For that same reason, I liked the story arc in the Supergirl Vol 5 comics where she discovers that she was sent to Earth to kill the son of Jor-El, since her scientist father had discovered the poisonous effect of the Phantom Zone, and feared it would release the Zone Dwellers each time it was used as a super-prison. Why? Because this story centered around a psychological problem, a problem of her conflict of loyalties, and not something that could be solved with a super-punch.
I have not seen the SMALLVILLE version of Supergirl, so I can make no comment here, aside from saying that they captured the right look, and saluting their choice of actress.
But what about the new Supergirl?
I am infatuated. The trailer looks like it was made for fans like me.
Kara is supposed to be the kind of girl who says ‘golly’ and gets shy and giggly around the grown up version of Jame Olsen, but who also stops an eighteen wheeler truck in full career.
I loved the short moment when she runs down the alley finds out whether she can actually fly — a leap, a stumble, but never giving up — and then she soars.
In that haiku-length moment of film, everything I like about Supergirl is summed up. She is still a girl, still unsure, still needs help, but she never gives up because she never thinks of herself, and she then finds the strength and the superstrength to help others.
I like the classic costume.
I was very pleased that there was actually an anti-PC ergo pro-sanity moment in the trailer, which the editor showed in full: Cat Grant not only shuts down Kara for objecting to the ‘girl’ in ‘Supergirl’ but mocks her for it. Deservedly so.
This is the first time I can recall a pro-sanity shout-out put in popular entertainment. I hope to see more of them in the future. It was the opposite of the Politically Correct shout-out in the pages of Thor the Girl magazine, where Absorbing Man says everything disappointed fans like me have been saying about the girlification of Thor, and he get his jaw broken for his troubles, and his girlfriend is sucker punched as well.
To me it looks as if the writer and directors actually like the character of Supergirl and will treat her the way those of us who love her want to see.
As for black Jimmy Olsen? Meh. That is a minor point, hardly worthy of mention. He gets added to the list of Nick Fury, Johnny Storm, Ben Urich, Iris West, and Heimdall of Valhalla.
If I were Black and also gave a tinker’s damn about race, I would be offended. Falcon and War Machine and Black Panther and Captain Marvel and Luke Cage and Green Lantern John Stewart are apparently not good enough (even though all these characters are awesome), not to mention the Kaldur’ahm version of Aqualad (who was awesome and kicked ass); but characters who have been Caucasian for forty or fifty years must now be deeuropeanized, for some reason unclear to me.
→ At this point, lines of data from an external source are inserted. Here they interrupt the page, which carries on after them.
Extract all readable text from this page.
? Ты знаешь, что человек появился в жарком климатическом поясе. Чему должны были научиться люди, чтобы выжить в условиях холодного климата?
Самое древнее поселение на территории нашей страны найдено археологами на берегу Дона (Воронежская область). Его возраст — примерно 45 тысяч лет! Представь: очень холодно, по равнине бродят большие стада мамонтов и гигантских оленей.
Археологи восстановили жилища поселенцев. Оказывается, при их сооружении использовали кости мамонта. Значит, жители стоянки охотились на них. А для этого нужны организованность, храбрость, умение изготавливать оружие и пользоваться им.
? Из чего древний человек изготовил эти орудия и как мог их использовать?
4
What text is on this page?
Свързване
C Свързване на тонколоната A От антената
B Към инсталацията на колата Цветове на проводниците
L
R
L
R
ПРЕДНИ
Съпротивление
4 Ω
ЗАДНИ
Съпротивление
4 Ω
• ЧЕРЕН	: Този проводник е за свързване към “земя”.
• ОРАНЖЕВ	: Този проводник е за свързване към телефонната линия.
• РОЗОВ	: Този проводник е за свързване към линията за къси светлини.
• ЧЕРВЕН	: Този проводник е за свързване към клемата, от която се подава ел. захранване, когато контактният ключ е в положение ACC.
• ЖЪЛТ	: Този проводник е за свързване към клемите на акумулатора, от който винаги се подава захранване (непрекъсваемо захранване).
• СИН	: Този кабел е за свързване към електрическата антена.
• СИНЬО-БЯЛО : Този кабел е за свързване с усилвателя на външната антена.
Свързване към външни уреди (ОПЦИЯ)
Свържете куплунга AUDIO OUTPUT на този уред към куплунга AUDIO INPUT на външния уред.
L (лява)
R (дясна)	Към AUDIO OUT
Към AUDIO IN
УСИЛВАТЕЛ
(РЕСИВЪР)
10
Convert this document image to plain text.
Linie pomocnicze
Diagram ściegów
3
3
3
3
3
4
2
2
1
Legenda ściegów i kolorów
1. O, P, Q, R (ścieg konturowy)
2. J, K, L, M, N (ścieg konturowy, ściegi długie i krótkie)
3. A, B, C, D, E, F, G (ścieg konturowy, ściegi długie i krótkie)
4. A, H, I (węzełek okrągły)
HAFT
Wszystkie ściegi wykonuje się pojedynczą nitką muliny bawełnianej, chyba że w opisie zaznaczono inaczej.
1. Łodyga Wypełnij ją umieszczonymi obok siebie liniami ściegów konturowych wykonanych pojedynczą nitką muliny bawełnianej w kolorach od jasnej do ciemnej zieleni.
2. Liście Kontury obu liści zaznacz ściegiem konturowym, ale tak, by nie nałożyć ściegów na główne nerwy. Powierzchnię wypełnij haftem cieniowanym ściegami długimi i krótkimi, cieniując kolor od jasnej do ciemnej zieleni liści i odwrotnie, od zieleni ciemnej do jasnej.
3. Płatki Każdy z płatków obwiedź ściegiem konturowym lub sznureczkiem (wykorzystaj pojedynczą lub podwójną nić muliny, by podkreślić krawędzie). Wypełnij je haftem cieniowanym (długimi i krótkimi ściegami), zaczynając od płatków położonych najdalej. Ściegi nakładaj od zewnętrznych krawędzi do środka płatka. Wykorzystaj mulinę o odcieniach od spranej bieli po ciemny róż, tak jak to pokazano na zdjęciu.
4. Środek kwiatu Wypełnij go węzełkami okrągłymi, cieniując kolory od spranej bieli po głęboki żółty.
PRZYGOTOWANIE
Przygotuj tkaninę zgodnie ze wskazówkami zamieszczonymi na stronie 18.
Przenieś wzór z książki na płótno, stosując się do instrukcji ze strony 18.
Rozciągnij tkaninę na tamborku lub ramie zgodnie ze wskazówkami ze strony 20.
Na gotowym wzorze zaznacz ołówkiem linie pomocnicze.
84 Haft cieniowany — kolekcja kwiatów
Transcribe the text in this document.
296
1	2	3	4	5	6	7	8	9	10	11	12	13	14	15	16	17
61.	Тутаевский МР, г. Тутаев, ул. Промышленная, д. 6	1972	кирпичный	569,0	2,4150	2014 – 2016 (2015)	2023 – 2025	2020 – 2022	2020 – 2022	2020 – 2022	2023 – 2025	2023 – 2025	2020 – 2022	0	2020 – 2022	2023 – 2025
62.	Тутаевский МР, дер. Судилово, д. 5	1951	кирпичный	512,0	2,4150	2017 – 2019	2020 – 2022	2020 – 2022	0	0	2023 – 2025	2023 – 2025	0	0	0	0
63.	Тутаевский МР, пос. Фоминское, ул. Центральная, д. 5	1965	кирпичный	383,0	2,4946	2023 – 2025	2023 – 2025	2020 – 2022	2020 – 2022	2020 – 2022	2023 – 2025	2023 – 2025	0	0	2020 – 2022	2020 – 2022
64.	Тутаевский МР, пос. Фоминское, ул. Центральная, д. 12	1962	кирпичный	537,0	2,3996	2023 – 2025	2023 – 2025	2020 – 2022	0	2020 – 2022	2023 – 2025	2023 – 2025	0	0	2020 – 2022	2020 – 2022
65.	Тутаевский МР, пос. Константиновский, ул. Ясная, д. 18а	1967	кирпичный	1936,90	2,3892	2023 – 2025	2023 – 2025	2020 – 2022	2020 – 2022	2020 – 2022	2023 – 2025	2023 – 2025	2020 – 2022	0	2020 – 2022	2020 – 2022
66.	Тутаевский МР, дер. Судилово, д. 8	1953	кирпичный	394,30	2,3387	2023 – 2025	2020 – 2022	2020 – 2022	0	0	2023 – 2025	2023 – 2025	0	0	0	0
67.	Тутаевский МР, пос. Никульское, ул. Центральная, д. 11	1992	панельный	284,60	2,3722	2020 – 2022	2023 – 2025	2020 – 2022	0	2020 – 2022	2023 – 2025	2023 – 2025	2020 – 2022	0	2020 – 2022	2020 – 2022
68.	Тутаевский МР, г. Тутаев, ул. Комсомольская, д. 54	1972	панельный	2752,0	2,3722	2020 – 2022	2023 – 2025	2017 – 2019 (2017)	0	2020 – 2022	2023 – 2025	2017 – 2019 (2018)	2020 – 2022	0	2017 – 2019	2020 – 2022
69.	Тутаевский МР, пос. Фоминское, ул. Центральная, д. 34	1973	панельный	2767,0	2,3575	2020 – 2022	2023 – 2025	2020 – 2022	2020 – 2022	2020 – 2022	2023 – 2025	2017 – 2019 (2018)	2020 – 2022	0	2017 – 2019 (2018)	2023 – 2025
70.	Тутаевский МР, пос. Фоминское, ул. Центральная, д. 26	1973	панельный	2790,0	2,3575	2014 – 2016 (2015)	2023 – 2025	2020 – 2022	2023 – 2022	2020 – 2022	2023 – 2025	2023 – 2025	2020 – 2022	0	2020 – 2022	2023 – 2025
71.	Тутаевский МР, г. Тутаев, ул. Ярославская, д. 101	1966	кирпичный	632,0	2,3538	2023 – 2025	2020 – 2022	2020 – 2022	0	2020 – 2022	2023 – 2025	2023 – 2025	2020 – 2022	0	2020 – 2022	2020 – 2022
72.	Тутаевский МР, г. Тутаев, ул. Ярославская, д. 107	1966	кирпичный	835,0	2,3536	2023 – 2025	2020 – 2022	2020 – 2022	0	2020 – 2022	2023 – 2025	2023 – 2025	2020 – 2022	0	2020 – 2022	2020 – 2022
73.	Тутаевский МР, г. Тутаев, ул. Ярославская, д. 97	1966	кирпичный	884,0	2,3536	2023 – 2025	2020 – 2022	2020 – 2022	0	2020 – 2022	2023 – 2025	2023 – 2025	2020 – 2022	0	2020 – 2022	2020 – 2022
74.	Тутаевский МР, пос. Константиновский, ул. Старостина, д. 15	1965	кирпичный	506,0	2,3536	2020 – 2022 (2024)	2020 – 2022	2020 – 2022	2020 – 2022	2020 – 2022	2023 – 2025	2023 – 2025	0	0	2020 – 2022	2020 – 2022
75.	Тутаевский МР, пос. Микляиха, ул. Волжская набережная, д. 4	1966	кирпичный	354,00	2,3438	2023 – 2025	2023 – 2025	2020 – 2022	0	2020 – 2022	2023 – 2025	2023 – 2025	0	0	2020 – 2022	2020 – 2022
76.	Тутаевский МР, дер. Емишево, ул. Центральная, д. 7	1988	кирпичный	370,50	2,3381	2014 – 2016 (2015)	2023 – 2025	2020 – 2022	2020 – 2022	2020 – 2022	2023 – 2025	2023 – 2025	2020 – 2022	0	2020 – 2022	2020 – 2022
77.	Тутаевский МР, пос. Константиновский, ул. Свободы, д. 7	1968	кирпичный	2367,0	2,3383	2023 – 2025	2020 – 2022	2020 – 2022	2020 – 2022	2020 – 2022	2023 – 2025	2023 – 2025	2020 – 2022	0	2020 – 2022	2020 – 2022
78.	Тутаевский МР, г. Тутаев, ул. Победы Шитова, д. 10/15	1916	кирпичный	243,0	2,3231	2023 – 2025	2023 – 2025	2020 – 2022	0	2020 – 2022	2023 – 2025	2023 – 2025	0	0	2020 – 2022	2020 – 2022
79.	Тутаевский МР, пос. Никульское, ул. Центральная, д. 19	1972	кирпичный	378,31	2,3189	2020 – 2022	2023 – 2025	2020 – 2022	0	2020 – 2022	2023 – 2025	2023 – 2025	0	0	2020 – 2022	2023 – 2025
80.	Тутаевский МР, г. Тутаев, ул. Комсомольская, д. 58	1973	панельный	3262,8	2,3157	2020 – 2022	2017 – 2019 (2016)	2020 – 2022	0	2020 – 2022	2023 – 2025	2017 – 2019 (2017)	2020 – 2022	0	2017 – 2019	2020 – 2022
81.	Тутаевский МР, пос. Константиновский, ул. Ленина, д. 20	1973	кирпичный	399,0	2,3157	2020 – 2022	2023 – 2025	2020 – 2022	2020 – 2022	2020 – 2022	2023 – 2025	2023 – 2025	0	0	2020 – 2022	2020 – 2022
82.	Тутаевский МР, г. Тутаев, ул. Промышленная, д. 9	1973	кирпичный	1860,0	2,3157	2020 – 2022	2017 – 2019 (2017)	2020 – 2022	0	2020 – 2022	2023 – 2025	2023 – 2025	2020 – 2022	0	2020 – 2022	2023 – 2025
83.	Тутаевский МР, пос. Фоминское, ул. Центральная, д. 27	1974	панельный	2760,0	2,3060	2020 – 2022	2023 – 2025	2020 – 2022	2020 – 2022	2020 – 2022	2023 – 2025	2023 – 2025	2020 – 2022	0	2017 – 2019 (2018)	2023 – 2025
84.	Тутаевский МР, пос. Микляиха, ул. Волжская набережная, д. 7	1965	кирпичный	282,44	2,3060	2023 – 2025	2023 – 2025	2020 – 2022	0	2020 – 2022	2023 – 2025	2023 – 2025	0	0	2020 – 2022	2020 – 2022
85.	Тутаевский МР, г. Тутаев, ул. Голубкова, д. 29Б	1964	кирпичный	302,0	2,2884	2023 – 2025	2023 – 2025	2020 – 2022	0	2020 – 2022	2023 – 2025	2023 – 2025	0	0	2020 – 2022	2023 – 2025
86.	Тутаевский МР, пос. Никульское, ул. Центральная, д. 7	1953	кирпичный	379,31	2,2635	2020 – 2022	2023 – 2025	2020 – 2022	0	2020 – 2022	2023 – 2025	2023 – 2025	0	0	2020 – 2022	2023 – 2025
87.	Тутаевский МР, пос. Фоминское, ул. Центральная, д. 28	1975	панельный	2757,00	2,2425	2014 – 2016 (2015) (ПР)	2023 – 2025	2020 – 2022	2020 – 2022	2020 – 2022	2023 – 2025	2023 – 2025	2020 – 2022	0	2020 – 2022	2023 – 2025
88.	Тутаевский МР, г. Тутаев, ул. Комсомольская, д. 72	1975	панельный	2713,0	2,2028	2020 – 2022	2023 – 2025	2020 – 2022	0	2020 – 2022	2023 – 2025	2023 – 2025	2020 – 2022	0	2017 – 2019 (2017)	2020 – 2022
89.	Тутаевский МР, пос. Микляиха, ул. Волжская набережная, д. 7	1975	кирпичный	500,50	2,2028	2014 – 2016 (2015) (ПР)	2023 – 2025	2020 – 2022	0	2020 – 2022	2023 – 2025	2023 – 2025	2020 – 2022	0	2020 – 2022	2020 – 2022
If I were Black and also gave a tinker’s damn about race, I would wonder why the awesome black characters who have been black since the getgo are not good enough, but Caucasians must be turned into my people. We get the white man’s sloppy seconds? What is up with that?
Personally, I am not offended and not annoyed that they made puppyish Jimmy Olsen an imposing bald black man: but I am cheesed off that he is not wearing a bow tie.
Any show that has a Department of Extra-normal Operations, however, has my loyalty and support.
And it is high time Supergirl be reborn!
Nota bene: the song playing at the end of the Supergirl trailer is ‘Fight Song’ by Rachel Patten. It is a perfect fit for the mood and tone of Supergirl, and the editor who clipped it in deserves applause.